Note
(I use the term “censorship” here in a colloquial way, not in a technical or legal way where we would be referring to government sanctions.)
This is full on content-based censorship… Censorship of that kind brings heavy social ramifications. It is, in principle, authoritarian and doesn’t take into account the necessary context that gives things nuance. Considering the fact that the thing in question is a religious text, analysis of this requires more nuance than usual.
This is a good counter and aligns more with content-neutral censorship. It acknowledges the nuance of the situation. Content-neutral censorship invites us to create what are called “time, place, and manner restrictions”. Blanket bans on content in-and-of-itself should always be suspicious because the content itself is never self-justifying or self-revealing to be bannable. We look at its context because social life is always contextual, and banning is a social phenomenon.
We label things (like porn apps) NSFW and therefore censor them not because they have some intrinsic property that makes them worthy of censoring, but because of the consequences they bring in particular contexts.

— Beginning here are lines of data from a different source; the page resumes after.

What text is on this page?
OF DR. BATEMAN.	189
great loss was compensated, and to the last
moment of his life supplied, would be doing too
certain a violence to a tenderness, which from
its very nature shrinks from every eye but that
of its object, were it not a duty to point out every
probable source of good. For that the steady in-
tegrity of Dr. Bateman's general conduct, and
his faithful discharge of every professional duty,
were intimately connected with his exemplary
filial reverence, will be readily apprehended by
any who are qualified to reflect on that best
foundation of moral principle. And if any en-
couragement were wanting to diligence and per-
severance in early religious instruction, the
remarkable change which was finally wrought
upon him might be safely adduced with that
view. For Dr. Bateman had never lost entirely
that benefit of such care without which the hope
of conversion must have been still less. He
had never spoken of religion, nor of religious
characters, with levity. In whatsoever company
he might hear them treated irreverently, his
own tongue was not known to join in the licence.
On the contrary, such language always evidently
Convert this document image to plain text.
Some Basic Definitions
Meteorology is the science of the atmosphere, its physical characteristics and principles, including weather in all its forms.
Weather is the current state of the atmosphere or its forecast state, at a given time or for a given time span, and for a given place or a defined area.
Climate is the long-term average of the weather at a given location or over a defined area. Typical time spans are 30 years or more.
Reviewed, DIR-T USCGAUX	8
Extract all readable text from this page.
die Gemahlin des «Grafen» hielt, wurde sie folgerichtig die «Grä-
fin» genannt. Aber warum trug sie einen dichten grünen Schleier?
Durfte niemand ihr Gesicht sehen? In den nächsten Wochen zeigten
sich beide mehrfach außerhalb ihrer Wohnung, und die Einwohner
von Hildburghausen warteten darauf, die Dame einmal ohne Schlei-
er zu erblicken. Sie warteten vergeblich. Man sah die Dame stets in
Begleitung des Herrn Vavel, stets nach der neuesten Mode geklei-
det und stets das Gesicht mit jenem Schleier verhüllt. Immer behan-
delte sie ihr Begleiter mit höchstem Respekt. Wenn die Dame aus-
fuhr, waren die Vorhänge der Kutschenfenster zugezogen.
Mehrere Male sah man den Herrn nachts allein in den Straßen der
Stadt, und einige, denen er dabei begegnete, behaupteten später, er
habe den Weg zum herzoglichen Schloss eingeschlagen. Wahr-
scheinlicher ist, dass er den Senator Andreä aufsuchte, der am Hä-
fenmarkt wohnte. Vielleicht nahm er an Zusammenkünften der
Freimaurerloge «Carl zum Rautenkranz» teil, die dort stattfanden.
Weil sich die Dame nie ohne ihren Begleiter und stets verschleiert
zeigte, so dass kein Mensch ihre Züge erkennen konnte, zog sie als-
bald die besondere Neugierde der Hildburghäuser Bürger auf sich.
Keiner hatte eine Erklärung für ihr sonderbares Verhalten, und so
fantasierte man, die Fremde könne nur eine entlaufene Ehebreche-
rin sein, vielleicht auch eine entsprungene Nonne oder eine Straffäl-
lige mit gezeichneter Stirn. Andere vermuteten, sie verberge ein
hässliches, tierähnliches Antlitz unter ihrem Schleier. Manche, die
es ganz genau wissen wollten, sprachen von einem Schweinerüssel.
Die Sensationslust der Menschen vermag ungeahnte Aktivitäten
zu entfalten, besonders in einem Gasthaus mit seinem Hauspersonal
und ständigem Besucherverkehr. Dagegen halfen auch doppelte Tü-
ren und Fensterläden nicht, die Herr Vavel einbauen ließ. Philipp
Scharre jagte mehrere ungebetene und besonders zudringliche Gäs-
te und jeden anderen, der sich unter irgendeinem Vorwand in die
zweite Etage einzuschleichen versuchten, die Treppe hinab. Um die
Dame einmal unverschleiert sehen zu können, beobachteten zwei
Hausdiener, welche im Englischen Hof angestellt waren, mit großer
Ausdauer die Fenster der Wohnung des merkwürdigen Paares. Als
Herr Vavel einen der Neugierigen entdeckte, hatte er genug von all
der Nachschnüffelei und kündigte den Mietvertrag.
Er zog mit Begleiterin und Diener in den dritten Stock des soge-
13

The question is not (a) whether religious texts have or don’t have NSFW content, but rather (b) whether or not the consequences of having them publicly available is the same as the consequences of having the things we already label as NSFW publicly available. The answer is a clear no, in my opinion. There is clearly a distinct difference between things like porn and things like religious text, which are molded from hundreds of thousands of years of human storytelling and mythmaking.
Claiming that religious texts have the same consequences as the things we already currently label as NSFW solely in virtue of the fact that they contain the same content is highly uncharitable and removes any nuance.
I am not a lawyer, but I am pretty sure content-neutral censorship has the same logical reasoning as the fair use doctrine. “Time, place, and manner”, as it were, provides the necessary context to conclude whether or not something is considered a violation of copyright. If it is for educational purposes, it is not a violation; if it is for critique or massively transform the copyrighted material, it is not a violation; so on and so forth.
In the example of the fair use doctrine, we again see that context matters. We label things as “violations” not because there is some intrinsic property of the act that makes it as such. It is because of the consequences it has in daily life that we call it a violation. We construct definitions like “NSFW” and “violations of copyright law” because they are useful and socially functional. When it turns out that it is not functional, we create new boundaries and definitions to fit our purposes. We are not subject to them, we use them for our own purposes.
When you say that religious texts ought to be labelled as NSFW, your position is not “Erm, actually, religious texts have NSFW content in them.”
What you’re actually saying is, “Banning religous texts is functionally the same/has the same purpose as banning porn.”
So when you claim or assert that you agree with religious texts being labelled as NSFW, at least say what you’re actually saying instead of playing a definitions game.
I haven’t read the whole GitLab thread, but the author of that merge request (@linsui) seems to be playing the definitions game because they are only pointing to the content of the religious texts. I do not know if they are intentionally pulling this fallacy or not. It could be that they are unconsciously relying on the fallacy even though they may have nuanced takes of their own (but are unable to articulate it) about the consequences of religious text. But maybe they just do not care about context. I don’t know.